Ils incarnent la cohérence de la vie qui est, bien souvent plus cohérente que
celle des hommes qui s’affalent de tout leur court dans le lit de l’apathie.
Vous vous en doutez sans doute, Mirbeau aussi est du côté du petit homme :
« Je n’étais pas sûr que le petit homme, malgré ses aveux, ne fût point
innocent ». Le côté dingo de Mirbeau ou le côté humain de Dingo le
rend méfiant devant la justice : « [J’ai] une telle répugnance
pour ces faces indifférentes qu’ont les juges, un tel effroi de ces faces
mornes, têtues qu’ont les jurés […] que je crois toujours, par une sorte de
protestation instinctive, à l’innocence des pires criminels. » Trop
primitif ? Trop facile ? On ne demande pas (pas encore) à un dingo de
prendre des gants.
À
Ponteilles il y a bien sûr un notaire. Il y en avait un qui est parti avec les
économies des concitoyens. Maintenant il y en a un autre. Et les notaires ont
beau jeu avec les paysans dont « l’amour-propre est celui d’un enfant
stupide et têtu », il leur suffit de parler de manière difficile car
ils sont raisonnables seulement quand ils ne comprennent pas. Et les paysans
« méfiants envers leurs pères, leurs mères, leurs enfants, et envers
eux-mêmes, méfiants envers les animaux et les choses et envers l’ombre des
choses [ils] accordent au notaire une confiance illimitée. » Il faut
dire que Mirbeau aussi l’aime bien, le deuxième notaire, qui comme le premier
s’enfuira un peu plus gras, un peu plus riche ; lui aussi se laisse
prendre et ne fait pas confiance à la sensibilité de Dingo qui a tout de suite
flairé la charogne.
Dingo
mûrit. Dingo fait ce qu’il sait faire et il aime faire ce qu’il sait faire.
Mais ce qu’il sait faire n’est pas nécessairement ce que les braves
agriculteurs, les cabaretiers, les savants (il y a même un savant, expert des
araignées, qui feint un détachement très louche par rapport à la carrière et
dont la jeune fille a un petit agneau. Vous le voyez venir, n’est-ce pas ?
Donc la fille qui a un petit agneau aime Dingo qui, lui, aime bien la fillette
mais lui préfère l’agneau. Ce qui est assez normal, pour un dingo. Imaginez les
cris du savant et de sa bobonne s’il avait dévoré leur fille au lieu de
l’agneau. Ils auraient pleuré toute une fin de semaine).
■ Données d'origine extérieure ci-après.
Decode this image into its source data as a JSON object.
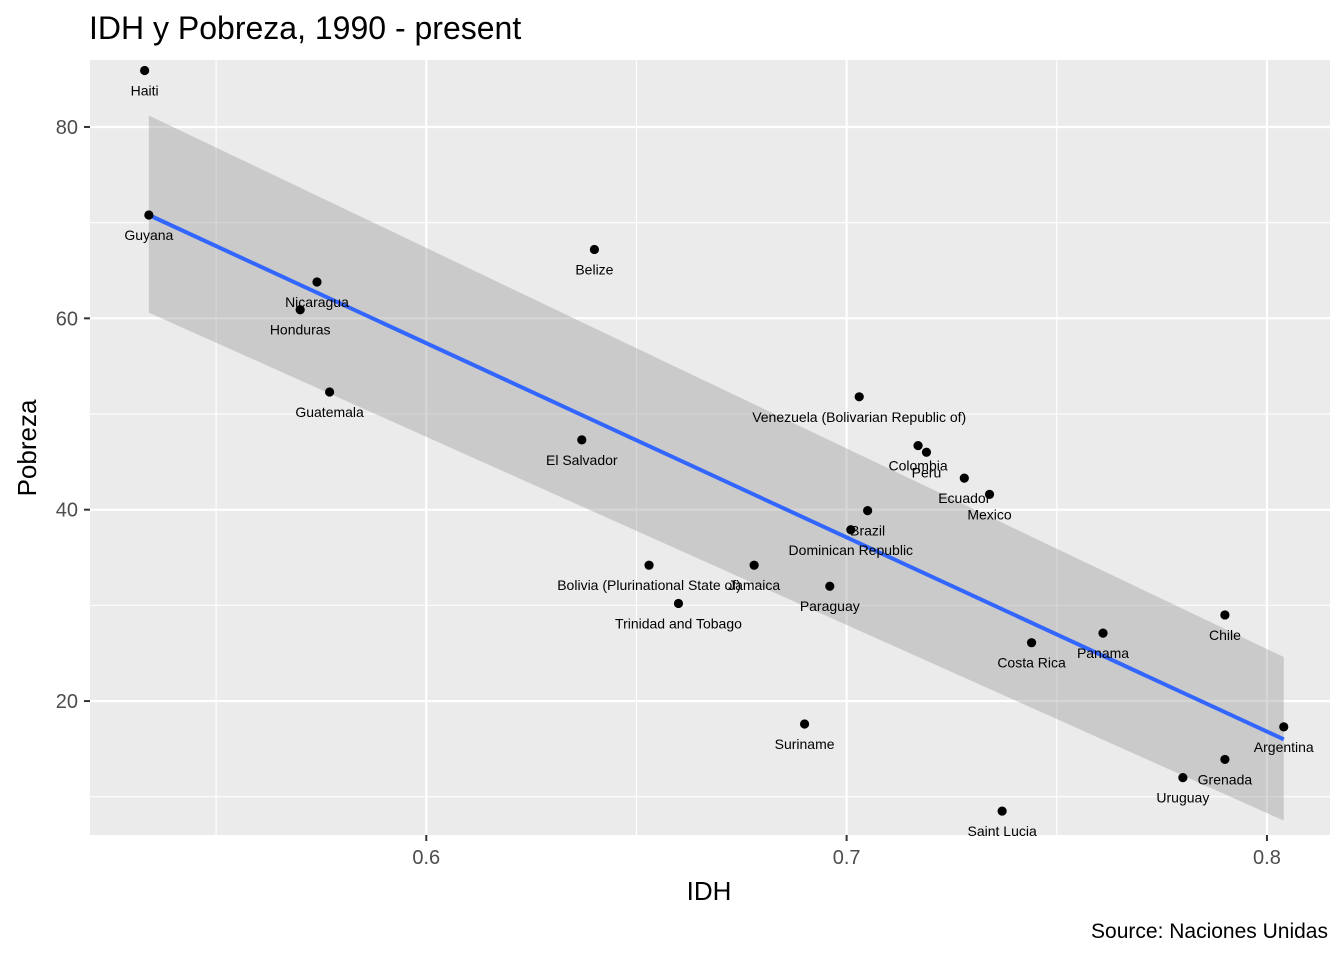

Il chasse, il tue
comme s’il était l’incarnation de Gengis Khan. Il devient la cause de tous les
maux, même de la vache folle (permettez-moi ce coquet anachronisme, ça me
permet de prendre mon souffle). Et Mirbeau paye, paye, paye… jusqu’à ce qu’il
décide de retourner à Paris avec son Dingo qui devra se contenter de prendre les
fourrures de la maison pour des bêtes vivantes[4].
[1] Edmond et Jules
de Goncourt, Journal (16 mars 1891).
[2] On en a vu
d’autres ! Pour remplir leurs bibliothèques, les riches font n’importe
quoi, comme domestiquer Sade et Nietzsche et les faire reposer sur du papier
bible !
[3] Dingo :
mammifère carnivore (canidé) australien, scientifiquement appelé Canis
familiaris dingo, qui a l'aspect d'un grand renard.
[4] Dingo se laissera
mourir aux côtés de la femme de Mirbeau après avoir montré aux chiens et aux
chasseurs déchaînés derrière un cerf comment on attrape sa proie.